Para que deve servir a regulação da tecnologia?
19 de novembro de 2017Para que deve servir a regulação da tecnologia?
Por Ana Frazão
Diante da tecnologia, qual é a melhor solução: mais regulação, menos regulação ou total ausência de regulação?
Regulação nova e específica ou adaptação da regulação já existente?
Autorregulação ou heterorregulação?
Que outras fontes e formas de regulação, além do direito, devem ser pensadas na sociedade da informação?
Para que deve servir a regulação da tecnologia?
É a partir dessas perguntas que o presente artigo pretende oferecer algumas premissas para a reflexão sobre a regulação jurídica da tecnologia.
Em primeiro lugar, é importante apontar que as respostas para as perguntas acima mencionadas dependem da prévia reflexão sobre como devemos entender a tecnologia e a inovação, sem o que não poderemos refletir sobre as possibilidades, as finalidades e os limites da regulação jurídica. Mais do que isso, dependem igualmente de questões éticas, sociais, políticas e econômicas, exigindo a revisitação de praticamente todas as categorias jurídicas tradicionais – tais como pessoas, bens, direitos e relações jurídicas –, bem como a criação de novos instrumentos e alternativas para lidar com uma crescente complexidade.
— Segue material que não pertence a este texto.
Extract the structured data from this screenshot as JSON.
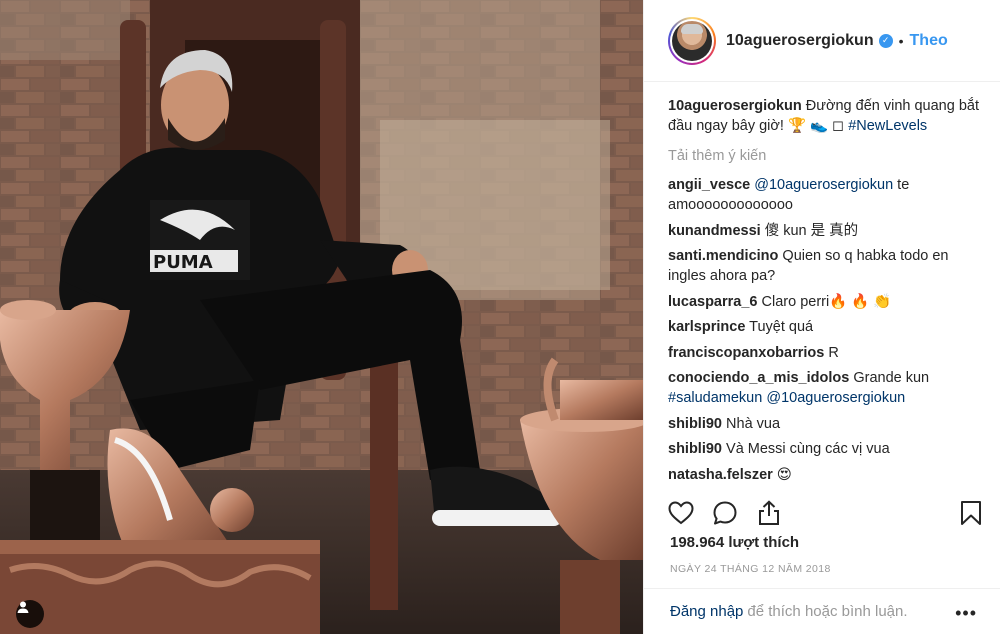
{
  "post": {
    "author": "10aguerosergiokun",
    "verified_icon": "verified-badge-icon",
    "separator": "•",
    "follow_label": "Theo",
    "caption_text": " Đường đến vinh quang bắt đầu ngay bây giờ! 🏆 👟 ◻ ",
    "caption_hashtag": "#NewLevels",
    "load_more_label": "Tải thêm ý kiến",
    "likes_text": "198.964 lượt thích",
    "date_text": "NGÀY 24 THÁNG 12 NĂM 2018"
  },
  "comments": [
    {
      "user": "angii_vesce",
      "mention": "@10aguerosergiokun",
      "text": " te amooooooooooooo"
    },
    {
      "user": "kunandmessi",
      "text": " 傻 kun 是 真的"
    },
    {
      "user": "santi.mendicino",
      "text": " Quien so q habka todo en ingles ahora pa?"
    },
    {
      "user": "lucasparra_6",
      "text": " Claro perri🔥 🔥 👏"
    },
    {
      "user": "karlsprince",
      "text": " Tuyệt quá"
    },
    {
      "user": "franciscopanxobarrios",
      "text": " R"
    },
    {
      "user": "conociendo_a_mis_idolos",
      "text": " Grande kun ",
      "hashtag": "#saludamekun",
      "mention": " @10aguerosergiokun"
    },
    {
      "user": "shibli90",
      "text": " Nhà vua"
    },
    {
      "user": "shibli90",
      "text": " Và Messi cùng các vị vua"
    },
    {
      "user": "natasha.felszer",
      "text": " 😍"
    }
  ],
  "footer": {
    "login_label": "Đăng nhập",
    "login_rest": "để thích hoặc bình luận.",
    "more_label": "•••"
  },
  "icons": {
    "like": "heart-icon",
    "comment": "comment-bubble-icon",
    "share": "share-icon",
    "save": "bookmark-icon",
    "tag": "user-tag-icon"
  },
  "colors": {
    "link_blue": "#3897f0",
    "hashtag_blue": "#003569",
    "muted_gray": "#999999",
    "text": "#262626"
  }
}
Não é fácil endereçar tais problemas em um mundo cada vez mais “habitado” por robôs, máquinas e sistemas de inteligência artificial que, em vários casos, têm autonomia decisória e características que os aproximam dos homens. Daí a discussão sobre em que medida robôs ou máquinas poderiam ter atributos humanos, tais como personalidade1, nacionalidade2, capacidade de ação, bem como responsabilidade. Isso sem falar nas próprias discussões e redefinições que a tecnologia traz para a personalidade humana e, ainda, nas repercussões jurídicas das relações entre seres humanos e máquinas, que se estabelecem hoje nos mais diversos planos, incluindo o profissional – veja-se a discussão sobre a utilização de robôs como advogados3, dentre outras profissões e atividades4 –, o sexual5 e o afetivo, hoje já se discutindo até sobre a possibilidade de casamento entre pessoas e robôs6.
Tais controvérsias ficam ainda mais sofisticadas em um mundo no qual os bens mais importantes são progressivamente imateriais, multifuncionais e interconectados – imagine-se, por exemplo, o potencial da “internet das coisas” –, sendo as titularidades individuais paulatinamente substituídas por acessos compartilhados. Além de novos bens que surgem a cada dia, dados, informação, conhecimento, tecnologia, know-how e propriedade intelectual passam a fazer parte da realidade de todos, sem que as pessoas tenham plena consciência do seu impacto em suas vidas e sem que haja a devida reflexão a respeito das relações entre as situações patrimoniais e existenciais daí decorrentes.
Da mesma maneira, não é simples tratar desses temas em um mundo formado por interações cada vez mais intensas, abrangentes e complexas, que partem da conectividade e do caráter transnacional da internet e potencializam-se a partir de inúmeros aplicativos, websites e plataformas. Disrupção virou palavra da moda, mas pouco se reflete sobre o que é isso, em que medida tal fenômeno se diferencia da inovação e quais as consequências disso para a regulação jurídica7.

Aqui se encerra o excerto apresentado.